Both U.S. crude and Brent crude jumped more than 1%, before giving
up most of those gains as broader risk sentiment soured. [O/R]
U.S. West Texas Intermediate crude traded at $62.75 a barrel by 1030
GMT after earlier trading above $63. Brent crude was at $72.30 per
barrel.
In currency markets, the Australian dollar jumped nearly 1% to
$0.6890 after the center-right Liberal National Coalition pulled off
a shock win in a federal election, beating the center-left Labor
party.
The Indian rupee also rallied , gaining more than 1% to 69.36 rupees
per dollar after exit polls pointed to a majority for Prime Minister
Narendra Modi's Bharatiya Janata Party and allies.
China's offshore yuan rebounded after touching its weakest against
the dollar since November on Friday. It last traded up 0.1% at 6.944
per dollar.
China's central bank is expected to use foreign exchange
intervention and monetary policy tools to stop it weakening past the
psychologically important 7 yuan-per-dollar level in the near term,
sources told Reuters.
The dollar was little changed against the euro at $1.1155.
Sterling recovered 0.2% to $1.2741 after suffering its biggest
weekly loss since 2017 after an apparent collapse in Brexit talks in
London.
German government bond yields edged higher.

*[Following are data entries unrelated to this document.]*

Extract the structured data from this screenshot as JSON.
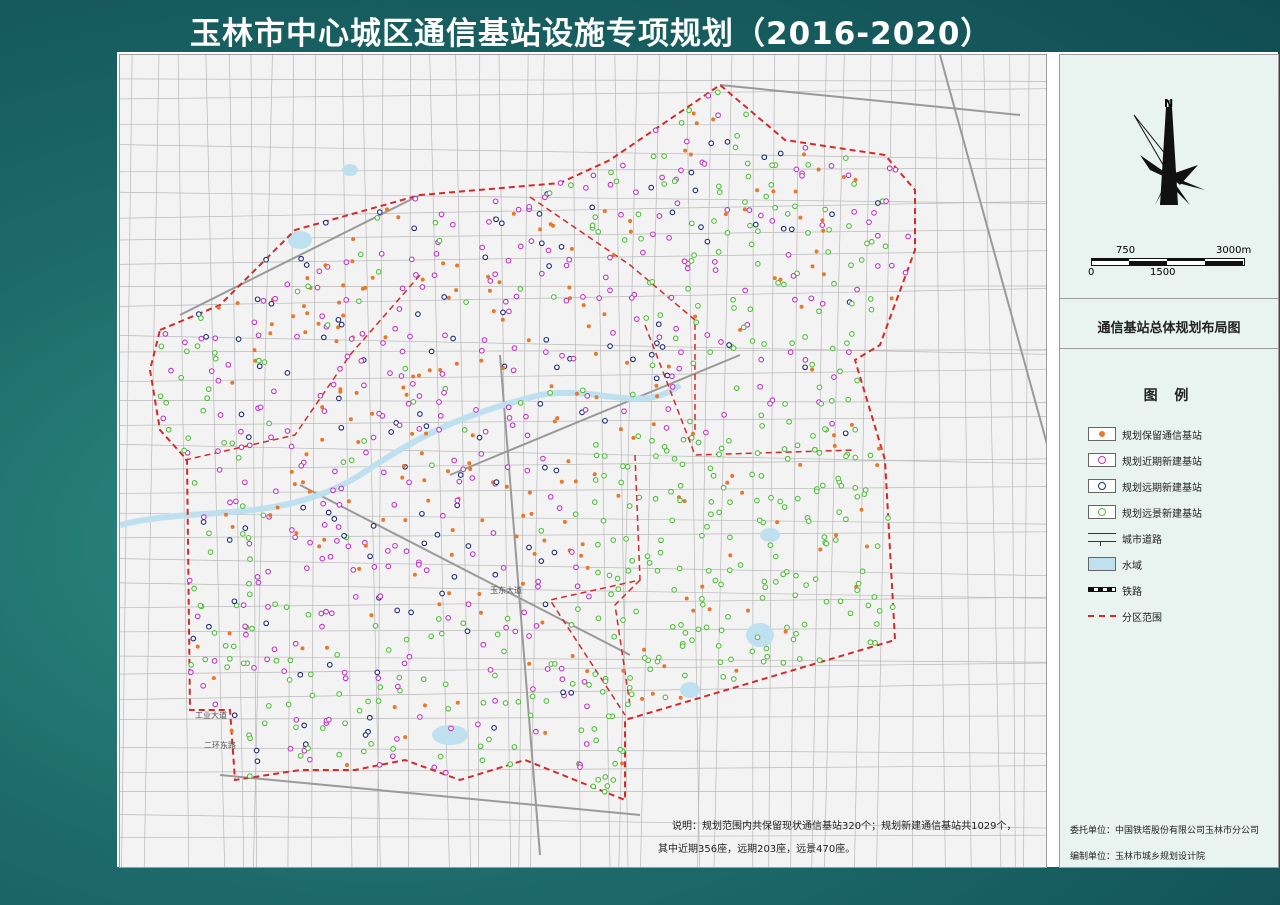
{
  "title": "玉林市中心城区通信基站设施专项规划（2016-2020）",
  "map": {
    "note_line1": "说明：规划范围内共保留现状通信基站320个；规划新建通信基站共1029个，",
    "note_line2": "其中近期356座，远期203座，远景470座。",
    "street_labels": [
      "工业大道",
      "二环东路",
      "玉东大道"
    ],
    "colors": {
      "retain": "#e8782c",
      "near": "#c233c8",
      "far": "#1d2a7a",
      "long": "#4fbf3a",
      "boundary": "#d42a2a",
      "water": "#bfe0ee",
      "road": "#b8b8b8"
    }
  },
  "panel": {
    "north": "N",
    "scale_top": [
      "750",
      "3000m"
    ],
    "scale_bottom": [
      "0",
      "1500"
    ],
    "map_title": "通信基站总体规划布局图",
    "legend_heading": "图 例",
    "legend": [
      {
        "label": "规划保留通信基站",
        "symbol": "retain-dot"
      },
      {
        "label": "规划近期新建基站",
        "symbol": "near-circle"
      },
      {
        "label": "规划远期新建基站",
        "symbol": "far-circle"
      },
      {
        "label": "规划远景新建基站",
        "symbol": "long-circle"
      },
      {
        "label": "城市道路",
        "symbol": "road-line"
      },
      {
        "label": "水域",
        "symbol": "water-fill"
      },
      {
        "label": "铁路",
        "symbol": "railway-line"
      },
      {
        "label": "分区范围",
        "symbol": "boundary-dash"
      }
    ],
    "commissioned_by": "委托单位：中国铁塔股份有限公司玉林市分公司",
    "prepared_by": "编制单位：玉林市城乡规划设计院"
  }
}
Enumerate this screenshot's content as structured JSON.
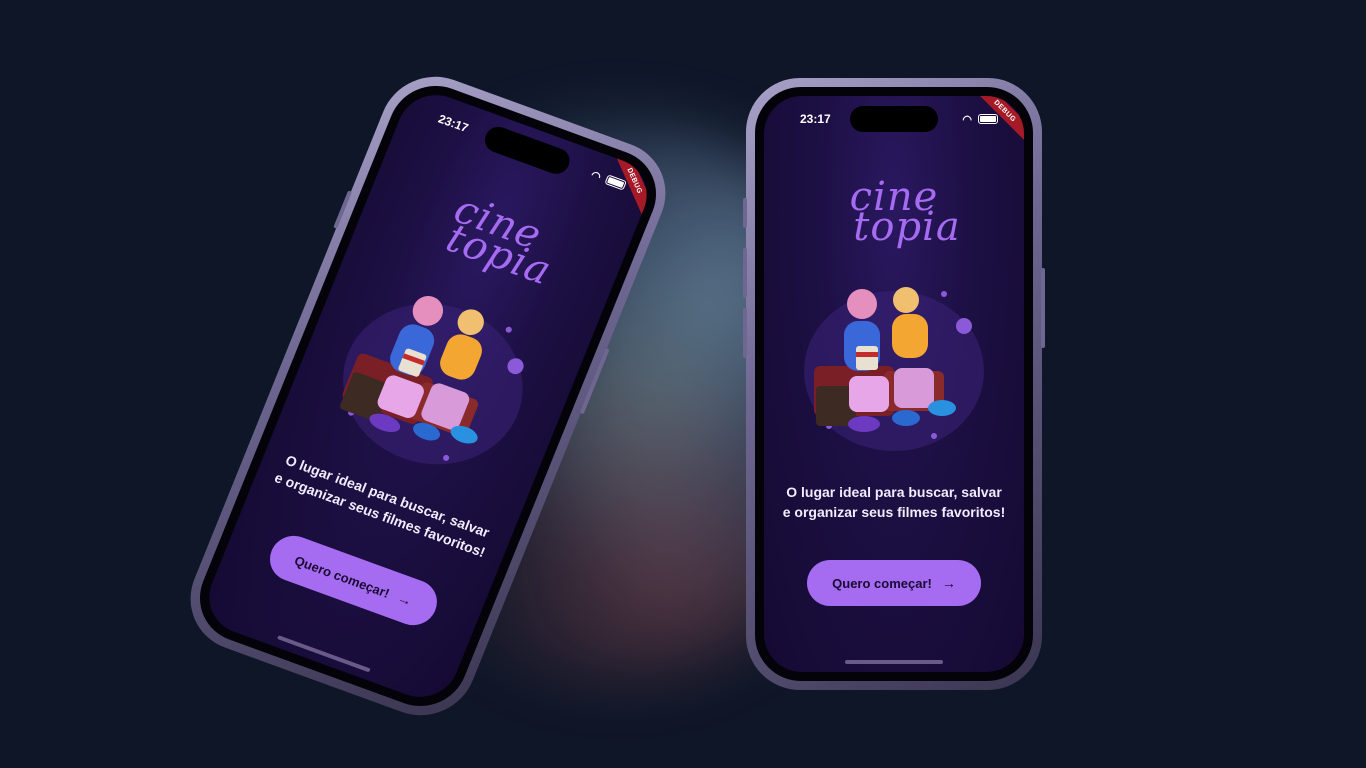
{
  "phones": [
    {
      "id": "left",
      "status_time": "23:17",
      "debug_label": "DEBUG",
      "logo_line1": "cine",
      "logo_line2": "topia",
      "tagline": "O lugar ideal para buscar, salvar e organizar seus filmes favoritos!",
      "cta_label": "Quero começar!",
      "cta_icon": "arrow-right-icon"
    },
    {
      "id": "right",
      "status_time": "23:17",
      "debug_label": "DEBUG",
      "logo_line1": "cine",
      "logo_line2": "topia",
      "tagline": "O lugar ideal para buscar, salvar e organizar seus filmes favoritos!",
      "cta_label": "Quero começar!",
      "cta_icon": "arrow-right-icon"
    }
  ],
  "colors": {
    "background": "#0f1628",
    "accent": "#a56bf0",
    "screen_top": "#2a1860",
    "screen_bottom": "#150a33",
    "debug_banner": "#a51a26"
  }
}
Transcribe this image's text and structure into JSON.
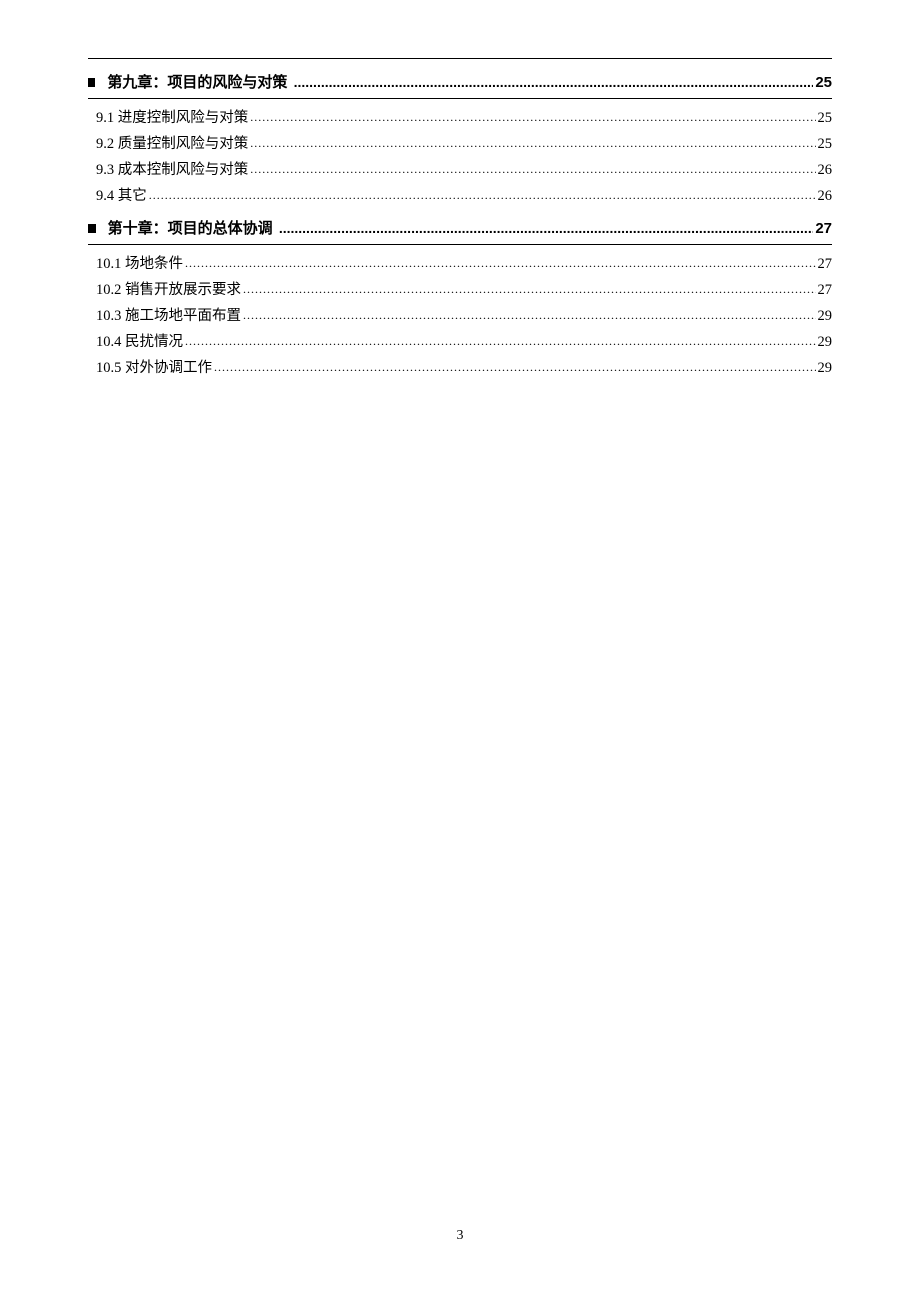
{
  "toc": {
    "chapter9": {
      "title": "第九章：项目的风险与对策",
      "page": "25",
      "items": [
        {
          "label": "9.1 进度控制风险与对策",
          "page": "25"
        },
        {
          "label": "9.2 质量控制风险与对策",
          "page": "25"
        },
        {
          "label": "9.3 成本控制风险与对策",
          "page": "26"
        },
        {
          "label": "9.4 其它",
          "page": "26"
        }
      ]
    },
    "chapter10": {
      "title": "第十章：项目的总体协调",
      "page": "27",
      "items": [
        {
          "label": "10.1 场地条件",
          "page": "27"
        },
        {
          "label": "10.2 销售开放展示要求",
          "page": "27"
        },
        {
          "label": "10.3 施工场地平面布置",
          "page": "29"
        },
        {
          "label": "10.4 民扰情况",
          "page": "29"
        },
        {
          "label": "10.5 对外协调工作",
          "page": "29"
        }
      ]
    }
  },
  "dotsFillBold": "..................................................................................................................................................................",
  "dotsFill": "..............................................................................................................................................................................................................................................................................................................................",
  "pageNumber": "3"
}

That followed a fall
toward new 2-1/2 year lows last week after investors nervous about
trade and a global economic slowdown flocked to safe-haven debt.
The 10-year U.S. Treasury yield was little changed at 2.396%.
Austrian yields held firm after a scandal prompted Chancellor
Sebastian Kurz to pull the plug on his coalition with the far right
at the weekend, raising the chances of a snap election.